But there may be ways to minimise the effects if evening happens to be the only time you can – or care to – work out.
The link between exercise and sleep
For decades, researchers have been puzzled by the relationship between sleep and exercise. According to most past research, active people sleep better than the sedentary, but not always. Some studies suggest morning workouts improve sleep, while later workouts don’t, but others seem to show any movement, at any time, helps people nod off earlier.
Most of these studies have been quite small, though, often involving fewer than 20 volunteers, and relied on people’s memories of when and how they worked out and snoozed.

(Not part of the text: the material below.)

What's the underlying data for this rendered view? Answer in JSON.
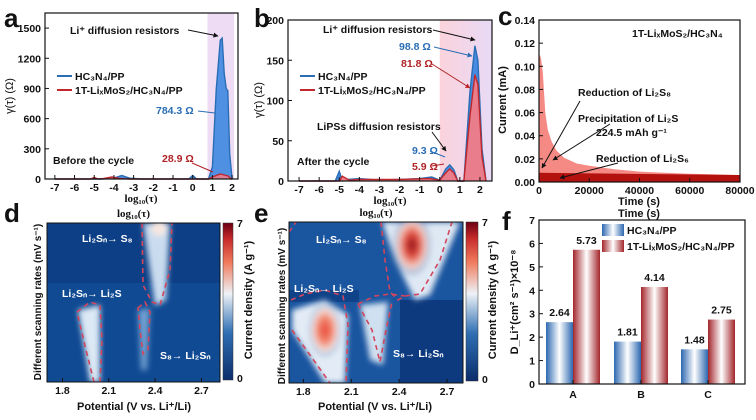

So for the new study, published in April in Nature Communications, researchers at Monash teamed up with the activity-tracker maker Whoop to parse anonymised data from 14,689 men and women aged 18 to 87 who’d worn a Whoop tracker for at least a year. (Whoop provided access to the data but “did not have any input into the analysis or results,” Leota said.)
The records included extensive details about when and how intensely people exercised every day, based on their heart rates, and also how well they’d slept that night, including when they’d nodded off, how long they’d remained asleep and the overall quality of their slumber.
Thirty-six extra minutes to fall asleep
The researchers were interested in how late-day exercise changes sleep – since previous studies had so often disagreed with one another. They first categorised people’s workouts as light, moderate, hard or maximal, corresponding, in broad terms, to a brisk walk, easy jog, long run or prolonged high-intensity interval training. They also took note of when people worked out and mapped their sleep.
Then they cross-checked. Did people sleep better or worse after they worked out close to bedtime? What if the exercise was gentle? What if they pushed themselves?
The answers consistently showed that “later exercise timing and higher exercise strain” were each strongly linked to worse sleep, the scientists wrote in the study. Even relatively modest evening workouts, such as light weight training or a gentle gym class, could somewhat disrupt sleep.
But the impacts intensified with the intensity. If people ran an after-hours half-marathon or played a rousing late-night soccer, hockey or basketball game within about two hours of their usual bedtime, they needed an average of 36 extra minutes to fall asleep.
Finish that same strenuous exercise even later at night, after someone’s usual bedtime by an hour or two, and he or she would need an extra 80 minutes to doze off.
People also slept less, in total, after hard, evening exercise, and the quality of their sleep declined, with frequent waking, tossing and turning.
How to wind down after a late workout
The researchers didn’t look at why this happens, but they suspect people were too wound up, physiologically. Participants’ tracker data showed their heart rates were still elevated hours after strenuous evening exercise, while, at the same time, their heart rate variability, which should be somewhat high, remained stubbornly low.
In essence, Leota, said, people got too pumped up by vigorous, late-night workouts to easily drift off or stay asleep. “A basic rule of thumb,” he said, “is the harder you work out, the more time you need to give yourself to recover before going to sleep.”
If you do need to exercise late in the evening, you might want to try meditation, gentle yoga or other relaxation techniques afterward to calm your revved-up body, Leota said.
Even better, “if you can exercise earlier in the day, that would be preferable,” he said.

But if the evening is your best option, stick with it. “We are definitely not discouraging exercise,” Leota said. “For the vast majority of people, any exercise is better than no exercise. We would just recommend trying to finish as early as possible or opting for lighter workouts.”
This study has limitations. It’s associational, showing links between evening exercise and sleep disruption, but not that one directly causes the other. It also can’t tell us whether it was evening exercise or other factors – like late dinners and exposure to bright lights – that most disrupted people’s sleep. Plus, the participants had all bought and worn an activity tracker, meaning they might not be representative of the many people who don’t track their lives, sleep and movements.
Even with these caveats, though, the results resonate, said Kenneth Wright jnr, a professor of integrative physiology at the University of Colorado at Boulder, who studies sleep and physical activity, but wasn’t involved with the new study.
“We need more studies like this one to assess the impacts of environmental and behavioural factors on sleep health,” he said. “The findings provide support that to promote sleep health, a general recommendation to avoid intense exercise within four hours of bedtime is warranted.”